Panorama
ABD’nin 44. başkanı Obama
4 Kasım’da yapılan Amerikan başkanlık seçimlerinde Barack Obama oyların %52,5’ini alarak ABD’nin ilk siyahî başkanı oldu. Rakibi John McCain ise %46,2 oy oranında kaldı. Obama’nın seçilmesinin, Kasım 1960’ta Katolik John F. Kennedy’nin başkan seçilmesinden sonra ABD’nin yaşadığı en kapsamlı dönüşüm olduğu belirtiliyor. 20 Ocak’ta görevi George W. Bush’tan devralacak olan Obama’nın seçilmesi uluslararası toplum tarafından olumlu karşılandı. Obama yaptığı açıklamalarda, saldırgan, ideolojik ve başına buyruk bir dış politika yürüten Bush yönetiminden farklı olarak, pragmatist bir dış politika yürüteceği ve sorunların çözümünde çok taraflılığı, uluslararası hukuku, işbirliğini ve barışı önceleyeceği izlenimi veriyor.

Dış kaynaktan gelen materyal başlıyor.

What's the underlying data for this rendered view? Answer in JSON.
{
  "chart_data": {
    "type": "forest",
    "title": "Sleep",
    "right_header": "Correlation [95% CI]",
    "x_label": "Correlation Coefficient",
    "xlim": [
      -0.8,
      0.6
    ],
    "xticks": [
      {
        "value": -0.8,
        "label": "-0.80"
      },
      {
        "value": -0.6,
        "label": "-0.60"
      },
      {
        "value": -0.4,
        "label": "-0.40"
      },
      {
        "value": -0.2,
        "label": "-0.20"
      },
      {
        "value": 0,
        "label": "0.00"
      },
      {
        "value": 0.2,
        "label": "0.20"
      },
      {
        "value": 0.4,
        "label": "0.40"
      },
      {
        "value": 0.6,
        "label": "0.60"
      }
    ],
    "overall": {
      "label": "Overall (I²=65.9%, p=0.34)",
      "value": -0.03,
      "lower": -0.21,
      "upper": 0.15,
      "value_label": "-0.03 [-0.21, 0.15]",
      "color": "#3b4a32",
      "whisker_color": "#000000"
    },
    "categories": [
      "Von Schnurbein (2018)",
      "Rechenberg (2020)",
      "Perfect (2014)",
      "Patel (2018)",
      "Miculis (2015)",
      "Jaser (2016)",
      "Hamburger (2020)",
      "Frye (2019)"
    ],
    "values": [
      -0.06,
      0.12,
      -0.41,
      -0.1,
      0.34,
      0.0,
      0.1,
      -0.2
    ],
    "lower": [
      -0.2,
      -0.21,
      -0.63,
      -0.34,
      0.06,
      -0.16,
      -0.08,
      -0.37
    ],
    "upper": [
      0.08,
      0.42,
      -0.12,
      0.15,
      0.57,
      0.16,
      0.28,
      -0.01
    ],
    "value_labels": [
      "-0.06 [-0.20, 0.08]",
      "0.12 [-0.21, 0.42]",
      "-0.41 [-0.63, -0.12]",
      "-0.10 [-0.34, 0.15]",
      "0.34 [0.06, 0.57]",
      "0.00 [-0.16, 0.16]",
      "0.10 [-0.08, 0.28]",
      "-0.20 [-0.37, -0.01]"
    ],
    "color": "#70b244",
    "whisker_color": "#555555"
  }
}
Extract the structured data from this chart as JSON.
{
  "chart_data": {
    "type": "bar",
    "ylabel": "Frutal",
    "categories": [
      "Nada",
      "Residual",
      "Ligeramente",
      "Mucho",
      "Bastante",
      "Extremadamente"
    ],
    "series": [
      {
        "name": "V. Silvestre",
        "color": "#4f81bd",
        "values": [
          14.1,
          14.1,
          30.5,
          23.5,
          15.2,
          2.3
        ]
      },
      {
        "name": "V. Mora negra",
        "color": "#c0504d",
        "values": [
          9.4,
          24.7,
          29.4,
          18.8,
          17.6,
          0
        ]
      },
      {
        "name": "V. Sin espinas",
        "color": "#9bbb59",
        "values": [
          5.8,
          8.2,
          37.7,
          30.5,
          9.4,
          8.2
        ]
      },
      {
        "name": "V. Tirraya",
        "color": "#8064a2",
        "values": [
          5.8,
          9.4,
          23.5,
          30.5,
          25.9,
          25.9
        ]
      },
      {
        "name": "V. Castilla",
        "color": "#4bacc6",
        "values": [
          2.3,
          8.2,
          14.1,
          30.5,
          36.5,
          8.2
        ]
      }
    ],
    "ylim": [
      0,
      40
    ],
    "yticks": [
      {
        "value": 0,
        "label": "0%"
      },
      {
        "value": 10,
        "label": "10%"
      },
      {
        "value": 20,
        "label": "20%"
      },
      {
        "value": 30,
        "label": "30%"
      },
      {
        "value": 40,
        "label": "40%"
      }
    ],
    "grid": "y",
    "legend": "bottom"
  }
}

Rusya Devlet Başkanı Dimitri Medvedev, yeni ABD yönetiminin Moskova ile işbirliğine önem vereceğini umduğunu belirtirken; AB Komisyonu Başkanı Jose M. Barroso, Bush döneminde zarar gören transatlantik ittifakının yeniden canlanacağı ve ABD ile AB arasında yeni bir döneme girileceğini umduklarını söyledi. Arap Birliği Başkanı Amr Musa da yeni yönetimin Ortadoğu’ya yönelik daha farklı bir yaklaşım içerisine gireceğini umduklarını belirtti.
Tavsiye Et
AB Türkiye İlerleme Raporu’nu açıkladı
AB Komisyonu tarafından hazırlanan 11. İlerleme Raporu ve ileriye yönelik beklentiler içeren Genişleme Stratejisi belgesi 5 Kasım’da yayınlandı. Son bir yılın değerlendirildiği rapor ve belgede, Kopenhag Kriterleri bağlamında Türkiye’nin işleyen bir piyasa ekonomisi olduğu ilk defa vurgulanıyor. Öte yandan hükümete yönelik olarak, sivil anayasa konusunda arzu edilen ilerlemenin gerçekleşmediği, yolsuzlukla mücadele konusunda kapsamlı bir stratejinin belirlenmediği ve TCK’nın 301. maddesinde yapılan değişikliğin de tatmin edici olmadığı eleştirileri yapılıyor. TSK’ya ise Kıbrıs, Güneydoğu, laiklik ve siyasi partiler gibi yetkilerini aşan iç ve dış politika konularında siyasi alana müdahale ettiği eleştirileri yöneltiliyor. Raporun yayınlanmasından sonra Dışişleri Bakanlığı’ndan yapılan açıklamada, “raporda yer verilen ve olumsuz olarak değerlendirilebilecek hususlar, amacı üzerinde durulması gereken ve çalışmaların odaklanması beklenen alanların tespiti olarak yorumlanmalıdır” değerlendirilmesi yapıldı. Bu arada AB-Türkiye ilişkileri açısından önemli bir gelişme yaşandı. Cem Özdemir Alman Yeşiller Partisi’nin 28. kurultayında partinin eş başkanlık görevine seçildi. Özdemir ilk konuşmasında Almanya’da dışlananların sesi olacağına vurgu yaptı.
Tavsiye Et
Hindistan bombalı saldırılarla sarsıldı
Kasım ayında Hindistan iki önemli gelişmeyle gündemimizdeydi. İlki, Başbakan Tayyip Erdoğan’ın 140 işadamı ve milletvekiliyle Hindistan’a hem ziyaret hem ticaret amaçlı ziyaretiydi. 21 Kasım’da başlanan ve dört gün süren ziyaret çerçevesinde Erdoğan, Hindistan Başbakanı Manmohan Singh ile bir araya geldi. Erdoğan, Yeni Delhi’de Türk-Hint İş Forumu’na katıldı; Agra ile teknoloji merkezi Bangalore şehirlerini ziyaret etti. Temaslar sırasında önemli ticaret anlaşmalarına da imza atıldı.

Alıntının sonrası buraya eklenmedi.